Diastasis recti is the (common!) separation of the abdominal muscles during pregnancy and while it corrects itself in some women, a lot of them need to actively fix it through a series of gentle, specific exercises.

Lying down and starting into abdominal crunches is literally the worst thing you could do. Pilates is one of the best ways of strengthening not just your core, but your whole body after childbirth.

However, make sure to let your instructor know your situation as there are still some movements that can cause damage, particularly if you have had a C-section.

Check your iron levels

Many women experience low iron during pregnancy, with a lot having to take iron tablets and some more extreme cases requiring iron injections or iron infusions.

In my experience, there is a huge focus on iron levels before the baby arrives but once the baby is born there is no further mention or check to see how our iron levels recover. For many, they will recover to a healthy level with the correct food intake but for some women, like those who experience heavy bleeding during menstruation, it is harder to raise iron levels through diet alone.

On my fourth pregnancy, I had to get iron and B12 injections as my iron was very low, 18 months after she was born I had my iron rechecked and it was lower than ever (my B12 was fine).

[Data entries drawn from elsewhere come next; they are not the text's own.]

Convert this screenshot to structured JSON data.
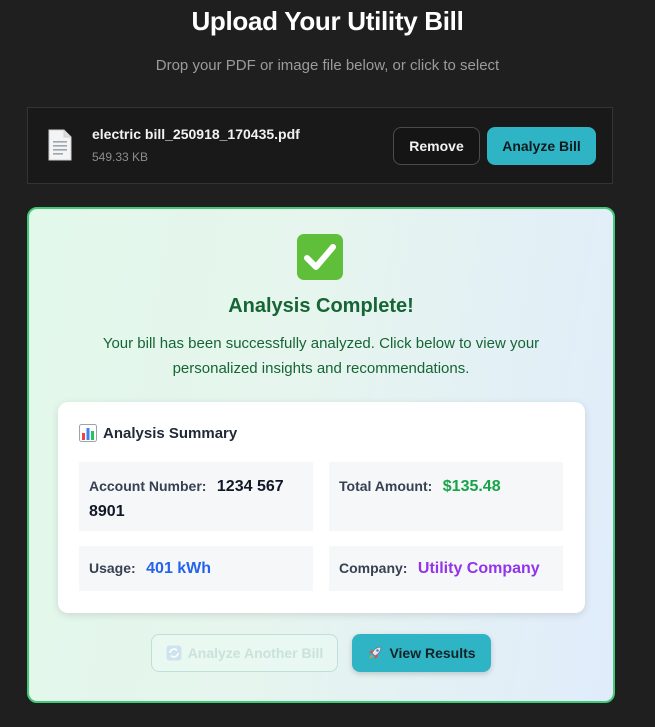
{
  "header": {
    "title": "Upload Your Utility Bill",
    "subtitle": "Drop your PDF or image file below, or click to select"
  },
  "file": {
    "icon": "document-icon",
    "name": "electric bill_250918_170435.pdf",
    "size": "549.33 KB",
    "remove_label": "Remove",
    "analyze_label": "Analyze Bill"
  },
  "result": {
    "icon": "check-mark-icon",
    "title": "Analysis Complete!",
    "description": "Your bill has been successfully analyzed. Click below to view your personalized insights and recommendations.",
    "summary": {
      "icon": "bar-chart-icon",
      "title": "Analysis Summary",
      "account_label": "Account Number:",
      "account_value": "1234 567 8901",
      "total_label": "Total Amount:",
      "total_value": "$135.48",
      "usage_label": "Usage:",
      "usage_value": "401 kWh",
      "company_label": "Company:",
      "company_value": "Utility Company"
    },
    "another_label": "Analyze Another Bill",
    "view_label": "View Results"
  },
  "colors": {
    "accent": "#2fb4c6",
    "success": "#166534",
    "success_border": "#41c975",
    "amount_green": "#16a34a",
    "usage_blue": "#2563eb",
    "company_purple": "#9333ea"
  }
}
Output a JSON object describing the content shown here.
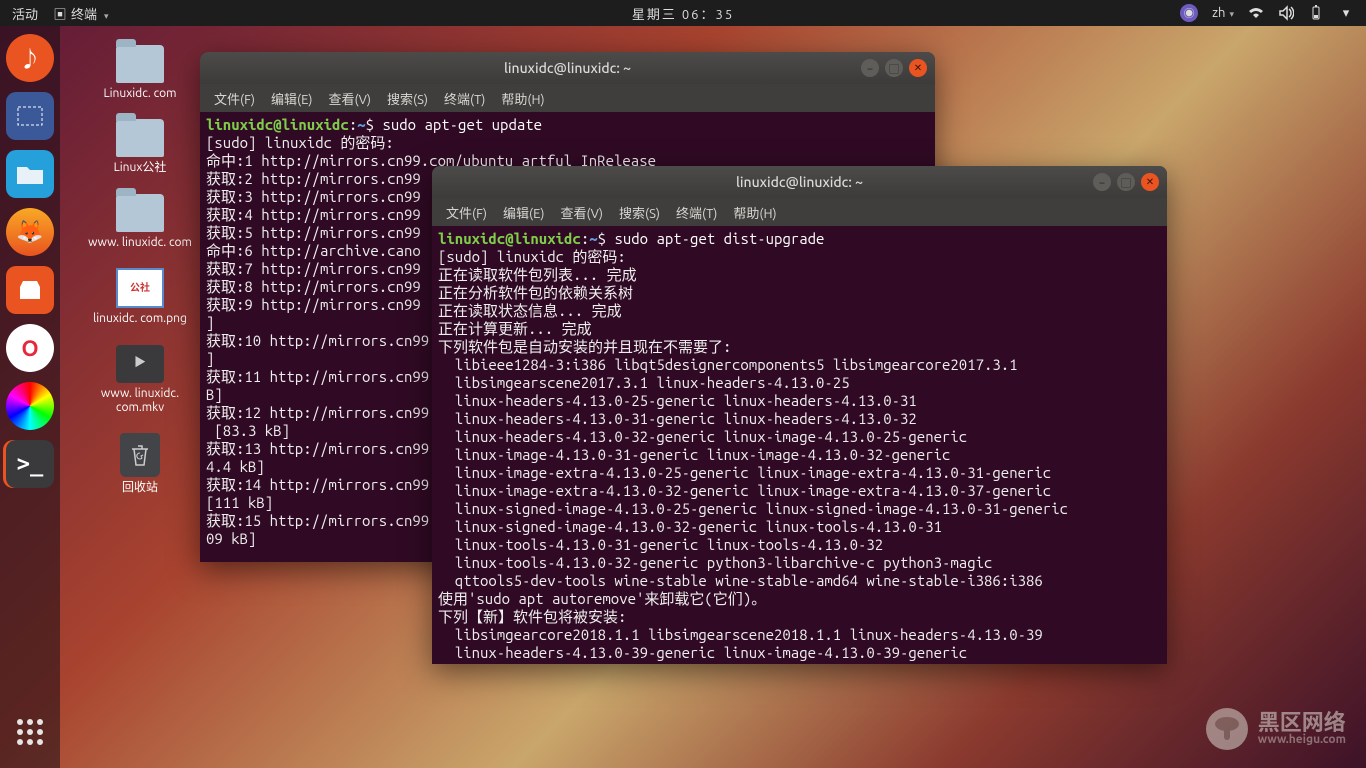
{
  "topbar": {
    "activities": "活动",
    "app_indicator": "终端",
    "clock": "星期三 06：35",
    "ime": "zh"
  },
  "dock": {
    "items": [
      "music",
      "screenshot",
      "files",
      "firefox",
      "software",
      "opera",
      "color",
      "terminal"
    ]
  },
  "desktop": {
    "icons": [
      {
        "type": "folder",
        "label": "Linuxidc.\ncom"
      },
      {
        "type": "folder",
        "label": "Linux公社"
      },
      {
        "type": "folder",
        "label": "www.\nlinuxidc.\ncom"
      },
      {
        "type": "img",
        "label": "linuxidc.\ncom.png",
        "badge": "公社"
      },
      {
        "type": "vid",
        "label": "www.\nlinuxidc.\ncom.mkv"
      },
      {
        "type": "trash",
        "label": "回收站"
      }
    ]
  },
  "menubar": {
    "file": "文件(F)",
    "edit": "编辑(E)",
    "view": "查看(V)",
    "search": "搜索(S)",
    "terminal": "终端(T)",
    "help": "帮助(H)"
  },
  "term_back": {
    "title": "linuxidc@linuxidc: ~",
    "prompt": {
      "user": "linuxidc",
      "host": "linuxidc",
      "path": "~",
      "cmd": "sudo apt-get update"
    },
    "lines": [
      "[sudo] linuxidc 的密码:",
      "命中:1 http://mirrors.cn99.com/ubuntu artful InRelease",
      "获取:2 http://mirrors.cn99",
      "获取:3 http://mirrors.cn99",
      "获取:4 http://mirrors.cn99",
      "获取:5 http://mirrors.cn99",
      "命中:6 http://archive.cano",
      "获取:7 http://mirrors.cn99",
      "获取:8 http://mirrors.cn99",
      "获取:9 http://mirrors.cn99",
      "]",
      "获取:10 http://mirrors.cn99",
      "]",
      "获取:11 http://mirrors.cn99",
      "B]",
      "获取:12 http://mirrors.cn99",
      " [83.3 kB]",
      "获取:13 http://mirrors.cn99",
      "4.4 kB]",
      "获取:14 http://mirrors.cn99",
      "[111 kB]",
      "获取:15 http://mirrors.cn99",
      "09 kB]"
    ]
  },
  "term_front": {
    "title": "linuxidc@linuxidc: ~",
    "prompt": {
      "user": "linuxidc",
      "host": "linuxidc",
      "path": "~",
      "cmd": "sudo apt-get dist-upgrade"
    },
    "lines": [
      "[sudo] linuxidc 的密码:",
      "正在读取软件包列表... 完成",
      "正在分析软件包的依赖关系树",
      "正在读取状态信息... 完成",
      "正在计算更新... 完成",
      "下列软件包是自动安装的并且现在不需要了:",
      "  libieee1284-3:i386 libqt5designercomponents5 libsimgearcore2017.3.1",
      "  libsimgearscene2017.3.1 linux-headers-4.13.0-25",
      "  linux-headers-4.13.0-25-generic linux-headers-4.13.0-31",
      "  linux-headers-4.13.0-31-generic linux-headers-4.13.0-32",
      "  linux-headers-4.13.0-32-generic linux-image-4.13.0-25-generic",
      "  linux-image-4.13.0-31-generic linux-image-4.13.0-32-generic",
      "  linux-image-extra-4.13.0-25-generic linux-image-extra-4.13.0-31-generic",
      "  linux-image-extra-4.13.0-32-generic linux-image-extra-4.13.0-37-generic",
      "  linux-signed-image-4.13.0-25-generic linux-signed-image-4.13.0-31-generic",
      "  linux-signed-image-4.13.0-32-generic linux-tools-4.13.0-31",
      "  linux-tools-4.13.0-31-generic linux-tools-4.13.0-32",
      "  linux-tools-4.13.0-32-generic python3-libarchive-c python3-magic",
      "  qttools5-dev-tools wine-stable wine-stable-amd64 wine-stable-i386:i386",
      "使用'sudo apt autoremove'来卸载它(它们)。",
      "下列【新】软件包将被安装:",
      "  libsimgearcore2018.1.1 libsimgearscene2018.1.1 linux-headers-4.13.0-39",
      "  linux-headers-4.13.0-39-generic linux-image-4.13.0-39-generic"
    ]
  },
  "watermark": {
    "brand": "黑区网络",
    "domain": "www.heigu.com"
  }
}
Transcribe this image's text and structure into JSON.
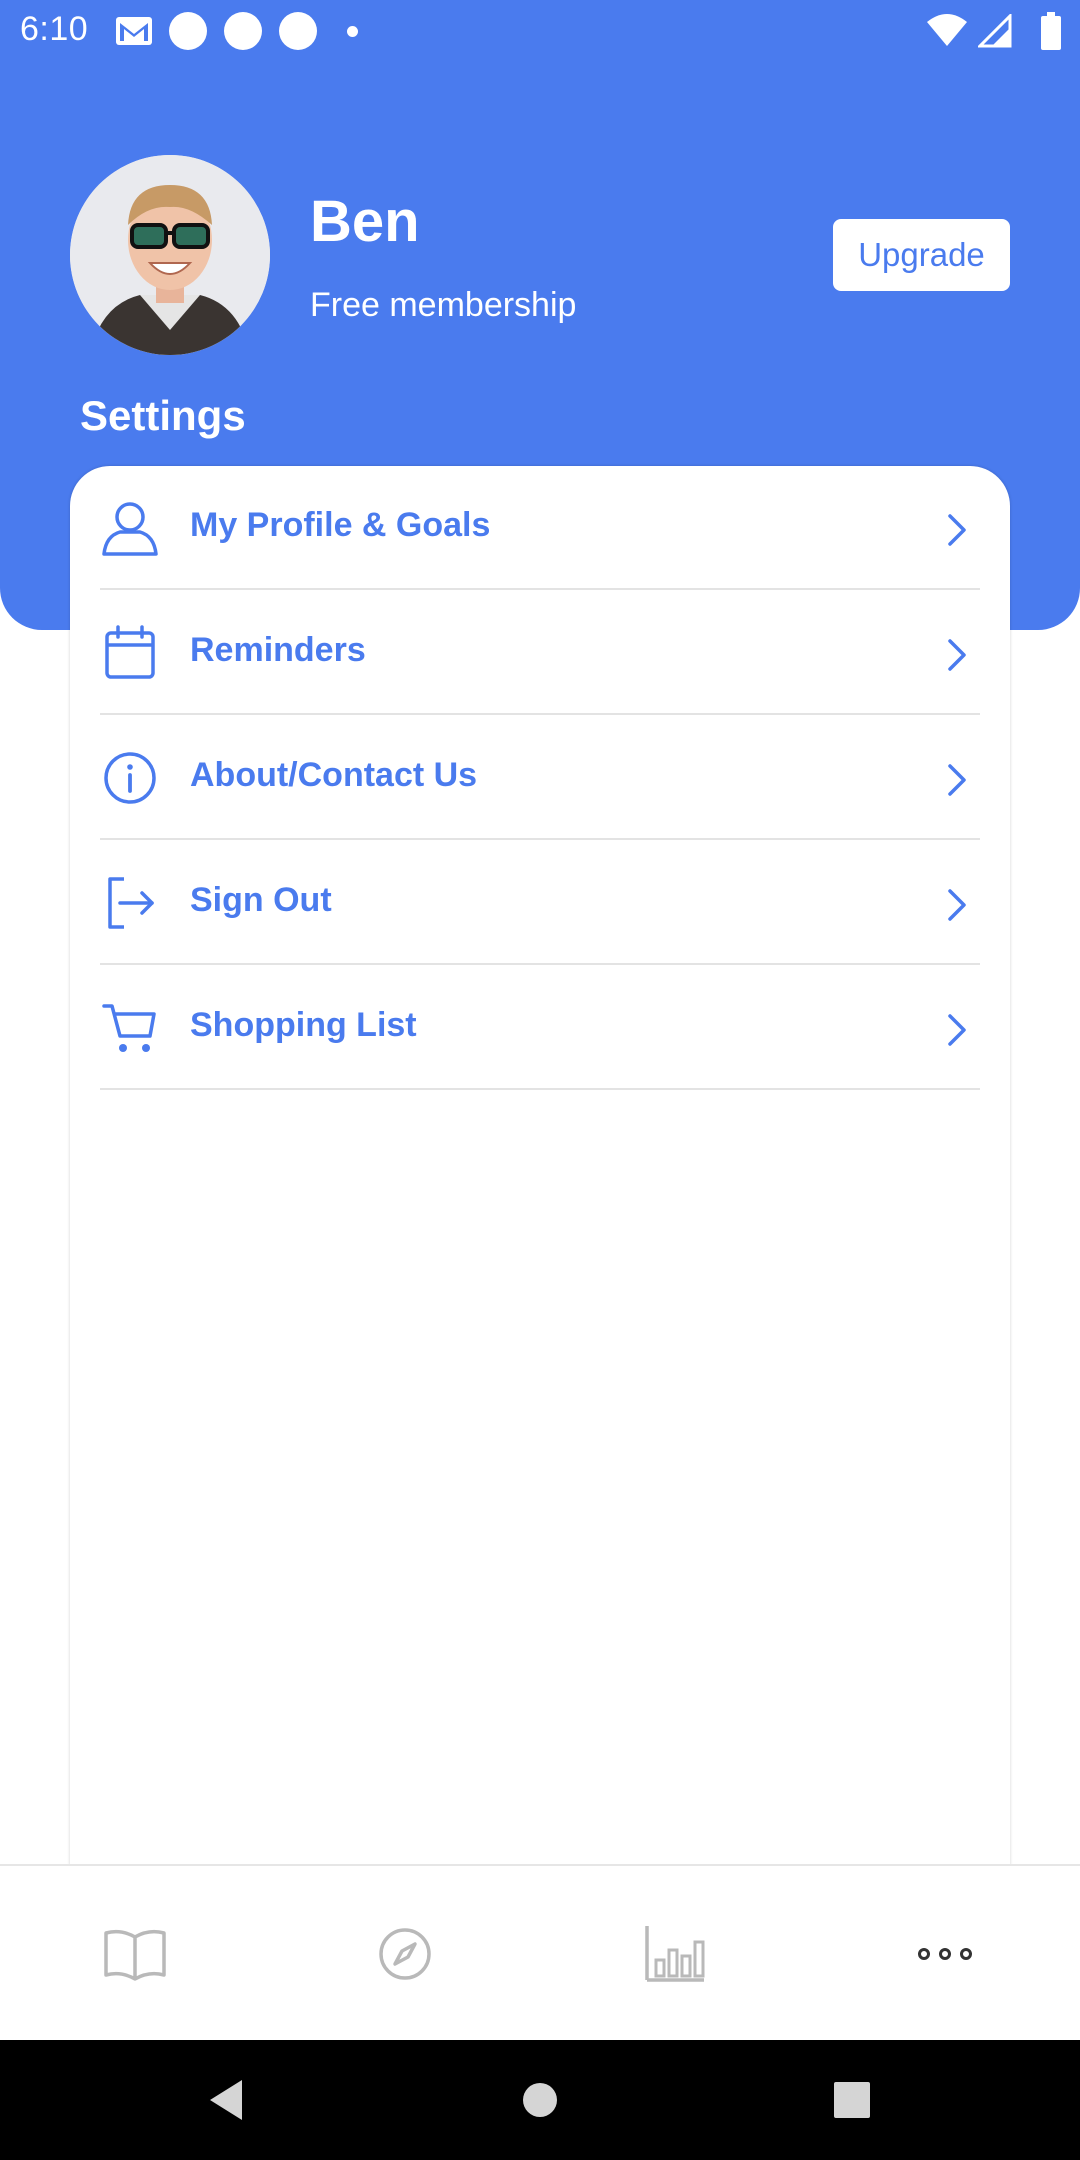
{
  "status_bar": {
    "time": "6:10"
  },
  "profile": {
    "name": "Ben",
    "membership": "Free membership",
    "upgrade_label": "Upgrade"
  },
  "settings": {
    "title": "Settings",
    "items": [
      {
        "label": "My Profile & Goals",
        "icon": "person-icon"
      },
      {
        "label": "Reminders",
        "icon": "calendar-icon"
      },
      {
        "label": "About/Contact Us",
        "icon": "info-icon"
      },
      {
        "label": "Sign Out",
        "icon": "sign-out-icon"
      },
      {
        "label": "Shopping List",
        "icon": "cart-icon"
      }
    ]
  },
  "tabs": [
    {
      "icon": "book-icon",
      "active": false
    },
    {
      "icon": "compass-icon",
      "active": false
    },
    {
      "icon": "bar-chart-icon",
      "active": false
    },
    {
      "icon": "more-icon",
      "active": true
    }
  ],
  "colors": {
    "accent": "#4A7BEE",
    "header_bg": "#4A7BEE",
    "tab_inactive": "#b9b9b9",
    "tab_active": "#333333"
  }
}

I was back running at this stage but felt with each run it was getting tougher instead of easier.

Pushing yourself in exercise if your iron is low is dangerous so if you experience symptoms of low iron get yourself checked out.

As women, we should all ensure we have a diet with plenty of iron and vitamins, including things like leafy greens, red meat, black pudding, tomatoes and oranges, to counteract the effects of blood loss each month.

Self-care is important

The final piece of the puzzle is making sure you look after yourself so that when it comes to exercising it is as enjoyable and rewarding as possible. It is important to take the time to eat well throughout the day, to make sure you get as much rest and sleep as possible and to drink lots of water. Water is hugely important, regardless of whether you exercise or not, and a lack of it in your diet can leave you feeling tired, give you headaches and lead to other negative side-effects.

If you are even mildly dehydrated, it can make a run or a training session feel harder than usual, so staying well hydrated for exercise, and for our general wellbeing, is always a good idea.